Operação resgata 479 trabalhadores em condições análogas à escravidão no Brasil, com foco em Minas Gerais e ações em todo o país.
Operação resgata 479 trabalhadores em condições análogas à escravidão no Brasil

Uma operação coordenada pelo Ministério do Trabalho e Emprego resultou no resgate de 479 trabalhadores em condições análogas à escravidão durante o mês de agosto. As ações ocorreram em todas as regiões do Brasil, com destaque para Minas Gerais, onde 208 pessoas foram resgatadas. A estimativa é que os empregadores deverão pagar cerca de R$ 3,49 milhões em verbas rescisórias às vítimas.

Entre os resgatados, 13 eram crianças e adolescentes, e 66 eram migrantes oriundos de países como Argentina, Uruguai, Paraguai, Bolívia, Venezuela, Burkina Faso, Senegal e Guiné-Bissau. A Operação Resgate, que é realizada anualmente, contou com 231 ações fiscais em todo o país, envolvendo a colaboração do Ministério Público do Trabalho, Ministério Público Federal, Defensoria Pública da União e Polícia Federal.

As condições de trabalho análogas à escravidão incluem atividades realizadas em ambientes degradantes e jornadas excessivas.
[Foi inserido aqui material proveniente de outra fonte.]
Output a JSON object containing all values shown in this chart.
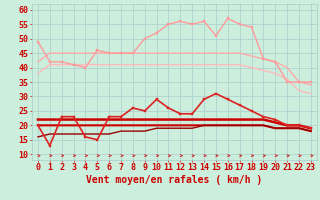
{
  "title": "Vent moyen/en rafales ( km/h )",
  "background_color": "#cceedd",
  "grid_color": "#aacccc",
  "x_ticks": [
    0,
    1,
    2,
    3,
    4,
    5,
    6,
    7,
    8,
    9,
    10,
    11,
    12,
    13,
    14,
    15,
    16,
    17,
    18,
    19,
    20,
    21,
    22,
    23
  ],
  "ylim": [
    8,
    62
  ],
  "yticks": [
    10,
    15,
    20,
    25,
    30,
    35,
    40,
    45,
    50,
    55,
    60
  ],
  "series": [
    {
      "name": "rafales_max",
      "color": "#ff9999",
      "linewidth": 1.0,
      "marker": "s",
      "markersize": 2.0,
      "values": [
        49,
        42,
        42,
        41,
        40,
        46,
        45,
        45,
        45,
        50,
        52,
        55,
        56,
        55,
        56,
        51,
        57,
        55,
        54,
        43,
        42,
        35,
        35,
        35
      ]
    },
    {
      "name": "rafales_upper",
      "color": "#ffaaaa",
      "linewidth": 1.0,
      "marker": null,
      "markersize": 0,
      "values": [
        42,
        45,
        45,
        45,
        45,
        45,
        45,
        45,
        45,
        45,
        45,
        45,
        45,
        45,
        45,
        45,
        45,
        45,
        44,
        43,
        42,
        40,
        35,
        34
      ]
    },
    {
      "name": "rafales_lower",
      "color": "#ffbbbb",
      "linewidth": 1.0,
      "marker": null,
      "markersize": 0,
      "values": [
        38,
        41,
        41,
        41,
        41,
        41,
        41,
        41,
        41,
        41,
        41,
        41,
        41,
        41,
        41,
        41,
        41,
        41,
        40,
        39,
        38,
        36,
        32,
        31
      ]
    },
    {
      "name": "vent_max",
      "color": "#dd2222",
      "linewidth": 1.2,
      "marker": "s",
      "markersize": 2.0,
      "values": [
        20,
        13,
        23,
        23,
        16,
        15,
        23,
        23,
        26,
        25,
        29,
        26,
        24,
        24,
        29,
        31,
        29,
        27,
        25,
        23,
        22,
        20,
        20,
        19
      ]
    },
    {
      "name": "vent_moy_upper",
      "color": "#cc0000",
      "linewidth": 1.8,
      "marker": null,
      "markersize": 0,
      "values": [
        22,
        22,
        22,
        22,
        22,
        22,
        22,
        22,
        22,
        22,
        22,
        22,
        22,
        22,
        22,
        22,
        22,
        22,
        22,
        22,
        21,
        20,
        20,
        19
      ]
    },
    {
      "name": "vent_moy_lower",
      "color": "#cc0000",
      "linewidth": 1.5,
      "marker": null,
      "markersize": 0,
      "values": [
        20,
        20,
        20,
        20,
        20,
        20,
        20,
        20,
        20,
        20,
        20,
        20,
        20,
        20,
        20,
        20,
        20,
        20,
        20,
        20,
        19,
        19,
        19,
        18
      ]
    },
    {
      "name": "vent_min",
      "color": "#990000",
      "linewidth": 1.0,
      "marker": null,
      "markersize": 0,
      "values": [
        16,
        17,
        17,
        17,
        17,
        17,
        17,
        18,
        18,
        18,
        19,
        19,
        19,
        19,
        20,
        20,
        20,
        20,
        20,
        20,
        19,
        19,
        19,
        18
      ]
    }
  ],
  "arrow_color": "#cc2222",
  "xlabel_color": "#cc0000",
  "xlabel_fontsize": 7,
  "tick_fontsize": 6,
  "tick_color": "#cc0000"
}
Durante a operação, os fiscais identificaram diversas irregularidades, como contratos de trabalho inadequados, alojamentos precários, falta de higiene e ausência de equipamentos de proteção.

O governo planeja emitir 1.836 autos de infração, que incluem casos de trabalho infantil, informalidade e descumprimento das normas de saúde e segurança. Além disso, foram encontrados 1.192 trabalhadores sem registro formal. O Ministério Público do Trabalho já firmou três termos de ajuste de conduta, nos quais as empresas concordam em corrigir as irregularidades, e ajuizou quatro ações civis públicas para responsabilizar os empregadores. Até o momento, os valores de danos morais coletivos somam R$ 455,5 mil, enquanto os danos morais individuais atingiram R$ 675,5 mil.

O setor rural foi o mais afetado, com 57,5% das fiscalizações resultando em 292 vítimas resgatadas. As irregularidades foram identificadas principalmente em cultivos de café, cebola e batata-inglesa. No meio urbano, a maioria dos resgates ocorreu no setor da construção civil, com 85 trabalhadores recuperados.

Em Minas Gerais, uma operação específica focou em trabalhadores de uma fazenda na zona rural de Estrela do Sul, onde a maioria dos resgatados era de senegaleses e migrantes de Burkina Faso. Essas vítimas estavam envolvidas na colheita de batatas, sem registro em carteira e sem acesso a instalações sanitárias ou água potável.

Em São Paulo, uma situação alarmante foi registrada com o resgate de uma trabalhadora doméstica de 51 anos, que atuava para a mesma família desde os 11 anos. Ao longo de 40 anos, ela nunca foi formalmente registrada como empregada, o que evidencia a gravidade da exploração laboral no país.